Any benzene side chain containing at least one benzylic hydrogen usually gets oxidised by strong oxidising agents like \(\mathrm{KMnO_4}\) into the carboxylic acid group.
Step 1: Identify the starting compound.
The given aromatic compound is styrene, that is, vinyl benzene \(\mathrm{C_6H_5CH{=}CH_2}\). It contains a benzene ring attached to an unsaturated side chain. Side-chain oxidation of alkyl or alkenyl benzene with strong oxidising agents usually converts the entire side chain into a carboxyl group attached to the benzene ring. Step 2: Action of \(\mathrm{KMnO_4/KOH}\).

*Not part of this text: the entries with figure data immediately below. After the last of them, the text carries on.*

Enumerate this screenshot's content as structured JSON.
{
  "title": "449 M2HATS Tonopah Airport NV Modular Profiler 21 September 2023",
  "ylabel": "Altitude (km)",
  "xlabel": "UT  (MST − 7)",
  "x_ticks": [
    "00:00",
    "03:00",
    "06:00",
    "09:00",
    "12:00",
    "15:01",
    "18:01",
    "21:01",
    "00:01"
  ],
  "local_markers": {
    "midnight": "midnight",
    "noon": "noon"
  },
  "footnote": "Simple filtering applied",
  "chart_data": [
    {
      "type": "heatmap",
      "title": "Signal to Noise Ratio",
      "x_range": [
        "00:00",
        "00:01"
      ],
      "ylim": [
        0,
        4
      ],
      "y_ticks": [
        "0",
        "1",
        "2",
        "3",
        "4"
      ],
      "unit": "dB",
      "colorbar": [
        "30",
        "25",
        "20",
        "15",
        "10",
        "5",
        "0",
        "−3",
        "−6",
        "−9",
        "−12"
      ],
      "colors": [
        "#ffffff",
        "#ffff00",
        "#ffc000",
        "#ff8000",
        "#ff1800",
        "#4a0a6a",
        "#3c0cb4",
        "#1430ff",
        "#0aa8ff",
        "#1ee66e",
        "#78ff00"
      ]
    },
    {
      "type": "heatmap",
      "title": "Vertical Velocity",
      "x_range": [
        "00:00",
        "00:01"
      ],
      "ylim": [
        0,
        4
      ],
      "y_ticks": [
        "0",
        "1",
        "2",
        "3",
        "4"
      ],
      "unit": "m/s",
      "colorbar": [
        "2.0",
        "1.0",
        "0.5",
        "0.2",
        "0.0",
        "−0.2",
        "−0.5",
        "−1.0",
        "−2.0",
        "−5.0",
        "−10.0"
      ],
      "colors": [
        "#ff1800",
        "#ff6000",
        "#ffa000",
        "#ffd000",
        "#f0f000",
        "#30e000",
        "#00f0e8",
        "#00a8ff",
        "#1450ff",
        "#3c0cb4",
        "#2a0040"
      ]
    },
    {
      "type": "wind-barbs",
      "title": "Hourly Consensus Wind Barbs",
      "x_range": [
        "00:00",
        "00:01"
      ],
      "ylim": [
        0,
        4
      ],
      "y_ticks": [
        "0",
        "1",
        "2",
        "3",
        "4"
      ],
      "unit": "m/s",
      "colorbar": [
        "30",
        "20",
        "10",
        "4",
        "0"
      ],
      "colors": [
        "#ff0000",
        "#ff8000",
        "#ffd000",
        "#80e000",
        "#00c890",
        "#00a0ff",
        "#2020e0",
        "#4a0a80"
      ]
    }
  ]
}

When styrene is treated with alkaline potassium permanganate \(\mathrm{KMnO_4/KOH}\), oxidation takes place. Under alkaline conditions, the product obtained first is the potassium salt of benzoic acid, that is, potassium benzoate \(\mathrm{C_6H_5COOK}\). Therefore, \(P\) is potassium benzoate. Step 3: Conversion of \(P\) into \(Q\).
On further treatment, the potassium salt gets converted into the free acid by acidification. Thus, potassium benzoate changes into benzoic acid \(\mathrm{C_6H_5COOH}\). Hence, \(Q\) is benzoic acid. Step 4: Analysis of options.
(A) \(\mathrm{C_6H_5COOH}\) ; \(\mathrm{C_6H_5COOK}\): Incorrect. The order is reversed.
(B) \(\mathrm{C_6H_5COOK}\) ; \(\mathrm{C_6H_5COOH}\): Correct. Oxidation in alkaline medium gives potassium benzoate first, then acidification gives benzoic acid.
(C) \(\mathrm{C_6H_5COOH}\) ; \(\mathrm{C_6H_5CHO}\): Incorrect. Benzaldehyde is not formed in this oxidation sequence.
(D) \(\mathrm{C_6H_5COOK}\) ; \(\mathrm{C_6H_5CHO}\): Incorrect. The second product is benzoic acid, not benzaldehyde.
Step 5: Conclusion.
Therefore, \(P\) is potassium benzoate and \(Q\) is benzoic acid. Final Answer:\(\mathrm{C_6H_5COOK}\) and \(\mathrm{C_6H_5COOH}\).